Town struggles to come up with a recycling plan

NEWFANE — In a somewhat heated discussion, the Selectboard and the Recycling Committee recently tried to figure out what to do about recycling after June 30.

Newfane, like most towns in Windham County, currently has roll-off recycling bins available for anyone to use. Workers from the Windham Solid Waste Management District, a chartered municipality owned by 20 member-towns across the county, periodically bring the contents to their Materials Recovery Facility on Old Ferry Road in Brattleboro.

But, with the District closing that facility at the end of the month, they will no longer empty the bins.

Towns without a transfer station will either have to contract with a private hauler to pick up the recyclables, or they will have to do away with municipal recycling altogether and remove the bins.

The challenge for many town officials is that the District Board of Supervisors voted in December to close the Materials Recovery Facility - long after Selectboards, including Newfane's, set their Fiscal Year 2018 budgets, which cover expenditures between July 1, 2017, and June 30, 2018.

At this year's Town Meeting, Newfane voters passed a nonbinding resolution asking the town to continue offering municipal recycling. The Selectboard charged the Recycling Committee with researching all possible solutions for doing so.

At the June 5 regular Selectboard meeting, Recycling Committee member Johanna Gardner expressed the stalemate her committee faces: With no budget, what can really be done?

Gardner said she and the other members “were kind of stunned” that the Selectboard has no resources to keep the roll-off bins once July rolls in, thus leaving the town with no recycling, and no way for the committee to do its work. “Now it's so close that we couldn't even [continue the service] even if we immediately threw ourselves into it,” she said.

“I said this from the beginning: I think we really need a two-pronged approach,” Gardner told Selectboard members. First is an “immediate solution to our problems,” she said, and the second is “a more long-term solution."

Gardner reminded Selectboard members Newfane isn't unique in this problem - but officials in other towns have contracted with private haulers to maintain and empty their roll-off bins.

Selectboard Chair Carol Hatcher asked the Recycling Committee to go back to the drawing board and do some research, including what other towns are doing come July 1, “so we can budget for it for next year.” One option some officials are considering is to build a transfer station in Newfane. Hatcher said there is value in beginning the process, and asked the committee to have the information ready by October.

Because voters at Town Meeting “clearly said they want the bins [...] I feel like we're letting them down to not have some sort of plan for the near future,” Gardner said.

“If we don't have anything in place for [residents] to deal with their recycling, they will find a solution,” she said, and that solution may be “throwing it over a bank."

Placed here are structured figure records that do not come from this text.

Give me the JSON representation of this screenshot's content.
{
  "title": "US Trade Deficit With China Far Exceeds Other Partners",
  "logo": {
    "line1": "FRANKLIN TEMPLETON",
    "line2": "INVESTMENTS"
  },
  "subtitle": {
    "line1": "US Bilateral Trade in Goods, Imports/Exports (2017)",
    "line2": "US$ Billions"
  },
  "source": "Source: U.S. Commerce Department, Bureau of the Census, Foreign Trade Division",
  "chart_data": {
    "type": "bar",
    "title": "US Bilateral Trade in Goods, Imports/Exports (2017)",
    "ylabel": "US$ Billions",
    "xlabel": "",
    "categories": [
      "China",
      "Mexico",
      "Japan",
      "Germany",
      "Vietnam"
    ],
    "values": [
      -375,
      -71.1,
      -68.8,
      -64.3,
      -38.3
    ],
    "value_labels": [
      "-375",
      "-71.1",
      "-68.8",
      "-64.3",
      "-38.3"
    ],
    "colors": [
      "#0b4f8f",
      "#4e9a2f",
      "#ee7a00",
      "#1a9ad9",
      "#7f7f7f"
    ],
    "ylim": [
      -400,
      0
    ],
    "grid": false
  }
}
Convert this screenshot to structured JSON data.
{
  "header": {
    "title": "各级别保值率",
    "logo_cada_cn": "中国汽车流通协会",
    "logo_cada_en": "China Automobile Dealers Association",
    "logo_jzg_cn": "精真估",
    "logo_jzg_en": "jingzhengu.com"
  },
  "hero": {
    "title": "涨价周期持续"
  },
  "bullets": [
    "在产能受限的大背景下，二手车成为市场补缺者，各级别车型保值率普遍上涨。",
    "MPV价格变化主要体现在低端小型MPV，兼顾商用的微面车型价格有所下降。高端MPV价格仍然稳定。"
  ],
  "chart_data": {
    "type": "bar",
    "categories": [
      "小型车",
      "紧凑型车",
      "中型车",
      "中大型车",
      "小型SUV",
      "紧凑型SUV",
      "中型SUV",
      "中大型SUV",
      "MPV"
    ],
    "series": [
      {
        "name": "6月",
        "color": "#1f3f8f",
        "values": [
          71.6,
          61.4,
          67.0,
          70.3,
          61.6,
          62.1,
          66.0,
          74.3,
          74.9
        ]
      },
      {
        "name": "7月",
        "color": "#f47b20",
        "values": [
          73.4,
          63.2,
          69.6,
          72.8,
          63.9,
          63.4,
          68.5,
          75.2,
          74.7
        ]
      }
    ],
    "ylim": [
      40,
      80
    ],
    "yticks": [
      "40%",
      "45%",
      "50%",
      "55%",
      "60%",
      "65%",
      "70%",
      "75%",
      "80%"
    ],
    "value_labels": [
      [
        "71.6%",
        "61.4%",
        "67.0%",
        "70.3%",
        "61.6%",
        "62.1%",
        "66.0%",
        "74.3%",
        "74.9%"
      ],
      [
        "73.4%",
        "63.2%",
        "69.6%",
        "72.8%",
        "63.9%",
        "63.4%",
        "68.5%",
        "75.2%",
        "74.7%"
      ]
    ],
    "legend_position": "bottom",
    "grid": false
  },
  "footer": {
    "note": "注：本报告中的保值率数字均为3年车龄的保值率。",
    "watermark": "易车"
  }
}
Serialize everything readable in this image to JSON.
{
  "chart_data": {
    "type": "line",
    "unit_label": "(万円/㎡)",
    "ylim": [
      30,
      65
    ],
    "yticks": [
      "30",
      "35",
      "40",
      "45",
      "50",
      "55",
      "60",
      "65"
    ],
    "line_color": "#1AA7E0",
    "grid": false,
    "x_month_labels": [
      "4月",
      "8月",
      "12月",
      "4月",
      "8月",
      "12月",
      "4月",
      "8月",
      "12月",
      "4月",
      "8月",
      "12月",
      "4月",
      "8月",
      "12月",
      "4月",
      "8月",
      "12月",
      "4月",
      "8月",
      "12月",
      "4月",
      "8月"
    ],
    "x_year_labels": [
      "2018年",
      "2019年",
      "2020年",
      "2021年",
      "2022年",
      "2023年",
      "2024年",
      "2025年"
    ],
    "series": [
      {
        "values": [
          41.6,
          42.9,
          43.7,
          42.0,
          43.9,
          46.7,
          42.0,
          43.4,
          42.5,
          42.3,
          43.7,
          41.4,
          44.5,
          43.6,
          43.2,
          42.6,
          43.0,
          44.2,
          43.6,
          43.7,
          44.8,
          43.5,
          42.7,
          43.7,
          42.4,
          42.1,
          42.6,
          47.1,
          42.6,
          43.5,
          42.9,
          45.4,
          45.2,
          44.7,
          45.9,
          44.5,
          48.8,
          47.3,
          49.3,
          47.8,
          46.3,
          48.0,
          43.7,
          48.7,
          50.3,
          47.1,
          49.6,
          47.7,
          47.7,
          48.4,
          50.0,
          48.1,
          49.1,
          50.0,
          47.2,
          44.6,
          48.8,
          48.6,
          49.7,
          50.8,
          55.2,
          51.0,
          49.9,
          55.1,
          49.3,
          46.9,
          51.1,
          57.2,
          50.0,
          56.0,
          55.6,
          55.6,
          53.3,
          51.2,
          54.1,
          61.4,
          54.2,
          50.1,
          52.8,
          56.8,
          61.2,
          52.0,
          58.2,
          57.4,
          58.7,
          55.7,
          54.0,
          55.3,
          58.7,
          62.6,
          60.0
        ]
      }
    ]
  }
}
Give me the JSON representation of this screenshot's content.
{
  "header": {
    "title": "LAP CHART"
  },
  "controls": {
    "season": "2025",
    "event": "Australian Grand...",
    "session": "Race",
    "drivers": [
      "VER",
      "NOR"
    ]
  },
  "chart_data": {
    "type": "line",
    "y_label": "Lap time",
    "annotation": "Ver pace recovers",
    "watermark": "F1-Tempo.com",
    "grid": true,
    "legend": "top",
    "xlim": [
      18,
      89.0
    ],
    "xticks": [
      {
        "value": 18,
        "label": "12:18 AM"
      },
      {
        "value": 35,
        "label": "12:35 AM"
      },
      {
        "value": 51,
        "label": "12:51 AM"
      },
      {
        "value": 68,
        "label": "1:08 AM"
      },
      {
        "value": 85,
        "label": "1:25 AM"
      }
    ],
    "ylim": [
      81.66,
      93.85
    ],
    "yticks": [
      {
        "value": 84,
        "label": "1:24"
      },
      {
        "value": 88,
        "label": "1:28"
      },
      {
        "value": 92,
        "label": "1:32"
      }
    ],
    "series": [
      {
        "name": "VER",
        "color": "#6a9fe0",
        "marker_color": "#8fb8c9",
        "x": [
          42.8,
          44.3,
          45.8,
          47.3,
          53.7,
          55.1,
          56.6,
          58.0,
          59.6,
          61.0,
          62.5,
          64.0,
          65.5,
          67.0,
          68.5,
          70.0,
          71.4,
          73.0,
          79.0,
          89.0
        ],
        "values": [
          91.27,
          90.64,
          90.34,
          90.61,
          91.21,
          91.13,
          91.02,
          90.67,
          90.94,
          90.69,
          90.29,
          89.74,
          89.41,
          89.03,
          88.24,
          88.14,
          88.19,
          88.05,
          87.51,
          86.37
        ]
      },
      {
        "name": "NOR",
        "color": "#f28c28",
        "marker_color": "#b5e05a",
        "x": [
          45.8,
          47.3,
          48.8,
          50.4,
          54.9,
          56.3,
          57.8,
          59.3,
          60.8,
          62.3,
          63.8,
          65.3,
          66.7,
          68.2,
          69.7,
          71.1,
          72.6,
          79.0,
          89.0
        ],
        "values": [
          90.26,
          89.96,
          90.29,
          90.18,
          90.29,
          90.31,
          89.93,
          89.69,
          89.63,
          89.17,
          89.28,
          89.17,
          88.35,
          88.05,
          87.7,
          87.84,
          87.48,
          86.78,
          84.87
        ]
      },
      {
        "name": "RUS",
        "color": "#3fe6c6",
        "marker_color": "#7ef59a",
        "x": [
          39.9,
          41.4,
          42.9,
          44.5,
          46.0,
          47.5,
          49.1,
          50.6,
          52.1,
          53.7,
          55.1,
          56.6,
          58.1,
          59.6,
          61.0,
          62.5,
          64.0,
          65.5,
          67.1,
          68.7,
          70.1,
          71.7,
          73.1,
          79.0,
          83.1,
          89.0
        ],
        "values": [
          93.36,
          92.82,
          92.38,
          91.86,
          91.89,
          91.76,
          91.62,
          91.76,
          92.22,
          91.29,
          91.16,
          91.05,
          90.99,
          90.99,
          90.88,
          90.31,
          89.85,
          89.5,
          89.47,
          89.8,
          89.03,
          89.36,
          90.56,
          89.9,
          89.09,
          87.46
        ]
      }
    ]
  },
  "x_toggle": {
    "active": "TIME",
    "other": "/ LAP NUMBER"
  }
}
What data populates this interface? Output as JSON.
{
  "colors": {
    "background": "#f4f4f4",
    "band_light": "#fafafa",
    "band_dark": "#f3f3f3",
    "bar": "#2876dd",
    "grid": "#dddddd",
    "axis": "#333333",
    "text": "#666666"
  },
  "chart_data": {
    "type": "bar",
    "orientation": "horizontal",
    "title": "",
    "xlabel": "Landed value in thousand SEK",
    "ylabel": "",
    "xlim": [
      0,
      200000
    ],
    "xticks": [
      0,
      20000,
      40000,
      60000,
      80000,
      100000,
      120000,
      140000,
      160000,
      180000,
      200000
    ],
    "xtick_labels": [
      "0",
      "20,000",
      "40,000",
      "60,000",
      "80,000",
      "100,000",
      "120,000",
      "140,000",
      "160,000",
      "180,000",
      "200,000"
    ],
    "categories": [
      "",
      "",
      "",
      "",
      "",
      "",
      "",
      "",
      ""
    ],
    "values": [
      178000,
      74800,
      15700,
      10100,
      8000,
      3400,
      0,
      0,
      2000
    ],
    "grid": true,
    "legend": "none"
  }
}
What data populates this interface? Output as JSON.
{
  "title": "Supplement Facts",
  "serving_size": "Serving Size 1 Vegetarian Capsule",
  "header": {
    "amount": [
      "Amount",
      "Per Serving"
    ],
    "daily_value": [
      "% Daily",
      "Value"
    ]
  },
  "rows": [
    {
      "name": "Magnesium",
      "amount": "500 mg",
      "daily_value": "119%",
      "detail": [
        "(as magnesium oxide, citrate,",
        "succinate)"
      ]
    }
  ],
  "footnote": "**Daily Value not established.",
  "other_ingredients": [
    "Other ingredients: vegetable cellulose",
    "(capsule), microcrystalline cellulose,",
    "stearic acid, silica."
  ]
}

Board member Marion Dowling noted that on her walks through Townshend - a town with a transfer station - she sees trash dumped in rivers and meadows.

Not everyone agreed with Gardner's view that, at least in the short term, the town should keep the bins.

Roads Foreman and former Selectboard Chair Todd Lawley questioned the fairness of the process, noting 50-100 people showed up to Town Meeting to make decisions for approximately 1,200 residents.

Board member Chris Williamson said the Town Meeting vote was nonbinding, and “there is absolutely no money this year to do anything with that. We don't have any money for recycling,” he said.

Gardner said there was discussion during budgeting season about including a line item for recycling - but Williamson wasn't on the Selectboard then - and, “for some reason, I don't know why, the Board decided” not to fund it.

That puts the Recycling Committee “in a hard spot,” Gardner said, because residents have an expectation of the committee and it can't fulfill it.

Gardner suggested the Selectboard hold a Special Town Meeting to “vote some money for having bins.”

Lawley was having none of it.

“As somebody who has to drive by the bins every day and clean” up the illegal dumping there, “[I say], get rid of the bins,” he said. Lawley said people “from all over the place, not just Newfane,” dump items like microwaves and televisions and, “they leave it on the ground and it sits there until somebody from the Road crew picks it up [and] it costs the town money to get rid of it.”

Lawley said the same panic occurred when the town closed its dump. “Everyone was up in arms,” but residents either hired private haulers or took trash to the District's Brattleboro facility.

“It's the same with recycling. The [private haulers] will do the recycling. And, if you're taking your trash to Brattleboro, put your recycling in the car and go to Brattleboro with it,” Lawley said.

The area around the roll-off bins “is an eyesore - in a historic village - and it's disgusting out there,” Lawley said.

Resident Ken Estey said he wasn't convinced removing the bins would stop people from illegally dumping there, and asked the Selectboard “to be mindful of that.”

Gardner said she appreciated Lawley's comments and concerns, but noted “at Town Meeting we asked voters what they wanted. If we didn't want to do that, we shouldn't have asked them.”